The Rabbits is a 1999 picture book that depicts rabbits invading a country and displacing the indigenous marsupial population. An allegory for the British colonization of Australia, the story shows how the rabbits' and marsupials' initial neutrality descends into violent conflict and the erasure of the marsupials' culture. As the rabbit population increases, the rabbits radically alter and pollute the landscape while killing large numbers of marsupials.
Written by John Marsden and illustrated by Shaun Tan, The Rabbits uses the unassuming format of a picture book to present a sobering allegorical rendering of the colonization of Australia, which started in the 1780s.
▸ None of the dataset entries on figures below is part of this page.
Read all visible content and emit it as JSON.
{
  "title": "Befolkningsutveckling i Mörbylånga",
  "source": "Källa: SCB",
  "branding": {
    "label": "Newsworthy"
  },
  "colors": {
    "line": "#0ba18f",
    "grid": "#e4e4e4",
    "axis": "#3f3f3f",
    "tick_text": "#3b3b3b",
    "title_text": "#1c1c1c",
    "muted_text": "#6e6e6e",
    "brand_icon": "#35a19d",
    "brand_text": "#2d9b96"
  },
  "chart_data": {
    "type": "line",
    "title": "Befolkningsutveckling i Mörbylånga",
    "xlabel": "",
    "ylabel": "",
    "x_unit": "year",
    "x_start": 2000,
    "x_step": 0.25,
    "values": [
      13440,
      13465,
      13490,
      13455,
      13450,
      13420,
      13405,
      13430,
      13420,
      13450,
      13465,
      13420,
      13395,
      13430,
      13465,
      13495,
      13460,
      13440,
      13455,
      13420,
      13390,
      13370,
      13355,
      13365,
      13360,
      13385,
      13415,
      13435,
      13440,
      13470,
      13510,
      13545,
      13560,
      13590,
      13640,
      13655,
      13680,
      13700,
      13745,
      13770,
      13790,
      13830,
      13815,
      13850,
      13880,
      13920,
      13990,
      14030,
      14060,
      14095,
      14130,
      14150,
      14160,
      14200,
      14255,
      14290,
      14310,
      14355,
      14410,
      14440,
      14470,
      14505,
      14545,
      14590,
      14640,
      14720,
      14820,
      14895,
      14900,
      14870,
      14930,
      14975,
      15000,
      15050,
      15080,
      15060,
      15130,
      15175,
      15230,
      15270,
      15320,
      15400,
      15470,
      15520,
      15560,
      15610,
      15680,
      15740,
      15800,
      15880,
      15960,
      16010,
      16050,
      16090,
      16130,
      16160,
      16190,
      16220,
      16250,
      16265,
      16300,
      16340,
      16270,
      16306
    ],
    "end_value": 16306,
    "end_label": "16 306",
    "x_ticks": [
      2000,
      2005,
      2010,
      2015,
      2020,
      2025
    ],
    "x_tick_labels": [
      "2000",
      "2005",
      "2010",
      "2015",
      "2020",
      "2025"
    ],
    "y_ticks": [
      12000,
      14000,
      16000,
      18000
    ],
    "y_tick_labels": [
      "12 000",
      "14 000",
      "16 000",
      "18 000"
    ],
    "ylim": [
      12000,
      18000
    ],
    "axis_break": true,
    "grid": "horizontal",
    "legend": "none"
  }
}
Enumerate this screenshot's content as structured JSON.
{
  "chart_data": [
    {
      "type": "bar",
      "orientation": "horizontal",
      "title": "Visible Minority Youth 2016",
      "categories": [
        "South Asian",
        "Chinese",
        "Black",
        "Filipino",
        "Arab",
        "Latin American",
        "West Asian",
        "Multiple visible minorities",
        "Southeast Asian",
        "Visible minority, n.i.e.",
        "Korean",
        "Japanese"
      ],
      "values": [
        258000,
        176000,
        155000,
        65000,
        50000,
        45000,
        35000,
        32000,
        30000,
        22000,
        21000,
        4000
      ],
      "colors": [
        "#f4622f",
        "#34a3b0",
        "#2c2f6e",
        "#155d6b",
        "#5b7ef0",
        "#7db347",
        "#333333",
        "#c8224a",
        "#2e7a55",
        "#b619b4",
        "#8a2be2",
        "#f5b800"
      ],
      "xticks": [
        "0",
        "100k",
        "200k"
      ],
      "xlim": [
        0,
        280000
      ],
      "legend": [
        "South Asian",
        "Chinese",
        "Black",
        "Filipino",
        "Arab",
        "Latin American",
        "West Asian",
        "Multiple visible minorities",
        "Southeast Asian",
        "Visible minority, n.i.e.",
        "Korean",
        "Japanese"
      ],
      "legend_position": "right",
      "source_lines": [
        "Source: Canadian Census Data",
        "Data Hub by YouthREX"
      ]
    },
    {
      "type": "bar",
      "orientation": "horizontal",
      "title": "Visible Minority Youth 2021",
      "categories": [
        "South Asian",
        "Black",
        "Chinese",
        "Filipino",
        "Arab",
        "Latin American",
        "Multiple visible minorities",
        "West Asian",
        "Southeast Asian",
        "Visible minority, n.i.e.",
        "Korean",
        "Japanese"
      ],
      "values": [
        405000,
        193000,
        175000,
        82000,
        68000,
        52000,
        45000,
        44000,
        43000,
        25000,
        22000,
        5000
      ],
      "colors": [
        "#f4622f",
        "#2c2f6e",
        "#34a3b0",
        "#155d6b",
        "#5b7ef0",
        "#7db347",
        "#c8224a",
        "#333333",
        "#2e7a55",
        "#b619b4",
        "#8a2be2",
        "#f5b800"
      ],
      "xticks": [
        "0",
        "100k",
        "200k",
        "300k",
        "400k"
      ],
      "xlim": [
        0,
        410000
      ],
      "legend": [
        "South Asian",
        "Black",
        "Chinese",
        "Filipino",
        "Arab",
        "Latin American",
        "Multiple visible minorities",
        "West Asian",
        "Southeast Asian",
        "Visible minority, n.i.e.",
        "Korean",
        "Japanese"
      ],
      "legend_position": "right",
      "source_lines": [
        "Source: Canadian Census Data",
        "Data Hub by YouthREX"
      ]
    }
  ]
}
Narrated from the perspective of the numbat-like marsupials, The Rabbits explores the themes of colonial invasion, grief, environmental degradation, and cultural erasure. Although the implicit setting for the book is Australia, the absence of direct references to history means the book's allegorical exploration of the detrimental effects of colonization on indigenous culture is applicable to colonial contexts around the world.
Named 2000's Picture Book of the Year by the Children's Book Council of Australia, The Rabbits has generated controversy for exploring such serious themes in a book aimed at such young readers. The book has also been called "politically correct propaganda" in right-wing media. But the outrage expressed by a minority of critics didn't stop Opera Australia from commissioning an adaptation of The Rabbits. The adaptation won awards for Best New Australian Work, Best Original Score, Best Presentation for Children, and Best Costume Design at Australia’s version of the Tony Awards—the Helpmann Awards—in 2015.